Sie behandelten geistig behinderte Kinder wie Gepäck: Die Polizei ermittelt im Fall der mit Spanngurten in einem Schulbus gefesselten Schülern der Max-Wittmann-Schule gegen den Busfahrer, eine Begleitperson und die Leitung des Unternehmens. Derweil prüft die Stadt, ob sie den Vertrag mit der Firma außerordentlich kündigen kann. Doch das dauert.

EVING

, 13.11.2014
Polizei ermittelt gegen Bus-Personal und Unternehmensleitung

Mit solchen Spanngurten waren die Kinder im Bus fixiert.

Am Dienstag (11. November) wurde bekannt, dass das Unternehmen Hangebruch aus Mengede wiederholt Kinder mit geistiger Behinderung während der Fahrt mit Spanngurten fixiert hat.
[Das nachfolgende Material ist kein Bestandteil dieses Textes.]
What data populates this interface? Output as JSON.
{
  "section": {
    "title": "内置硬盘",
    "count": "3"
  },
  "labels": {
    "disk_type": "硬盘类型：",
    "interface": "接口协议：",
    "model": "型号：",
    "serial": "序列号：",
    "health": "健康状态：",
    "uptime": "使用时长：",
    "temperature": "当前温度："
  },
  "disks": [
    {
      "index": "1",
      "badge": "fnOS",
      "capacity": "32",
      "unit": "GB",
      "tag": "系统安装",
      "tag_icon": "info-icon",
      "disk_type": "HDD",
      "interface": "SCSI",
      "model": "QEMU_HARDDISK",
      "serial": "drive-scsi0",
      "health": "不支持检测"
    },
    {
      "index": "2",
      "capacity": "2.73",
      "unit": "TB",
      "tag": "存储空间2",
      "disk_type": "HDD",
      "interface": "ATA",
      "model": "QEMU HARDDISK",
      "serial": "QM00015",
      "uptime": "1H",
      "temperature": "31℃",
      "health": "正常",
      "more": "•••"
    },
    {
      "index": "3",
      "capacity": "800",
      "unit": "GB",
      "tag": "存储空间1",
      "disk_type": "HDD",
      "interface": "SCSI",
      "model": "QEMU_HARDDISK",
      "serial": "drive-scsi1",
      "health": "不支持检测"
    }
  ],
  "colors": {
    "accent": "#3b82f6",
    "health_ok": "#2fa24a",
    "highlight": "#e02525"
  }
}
Die Polizei ermittelt jetzt gegen den Busfahrer, eine Begleitperson und das Unternehmen. Letztendlich entscheidet die Staatsanwaltschaft, ob sie Anklage erhebt. Das Bus-Unternehmen war bei Kontrollen am vergangenen Donnerstag und Freitag (6. und 7. November) aufgefallen. Täglich sind Spezialisten des Verkehrsdienstes der Polizei auf Autobahnen und in Städten unterwegs, um Busse zu kontrollieren. Klassische Mängel bei den Kontrollen sind abgefahrene oder beschädigte Reifen und defekte Bremsen. In schwerwiegenden Fällen bestellt die Polizei einen Gutachter. Sie kann die Weiterfahrt verbieten.

Polizeisprecher Kim Freigang: „Kostendruck und Konkurrenz können zu technischen Mängeln führen, weil Unternehmer bei der Wartung sparen. Die Mehrheit der Busunternehmen hält sich aber an die Vorschriften. Man darf nicht alle Unternehmen unter Generalverdacht stellen." Verkehrsspezialisten der Polizei regen an, über eine gesetzliche Gurtpflicht im „Schülersonderverkehr“ nachzudenken. In dem betreffenden Schulbus des Unternehmens  gab es nur in der ersten Sitzreihe Sicherheitsgurte. Ab der zweiten Reihe waren die Kinder mit Ladungssicherungs-Gurten wie Gepäck festgezurrt. Eine Gurtpflicht gilt vor allem in Reisebussen, in anderen Bussen gibt es viele Ausnahmeregelungen. Wer gefährliche Busse sieht, wählt am besten den Notruf 110.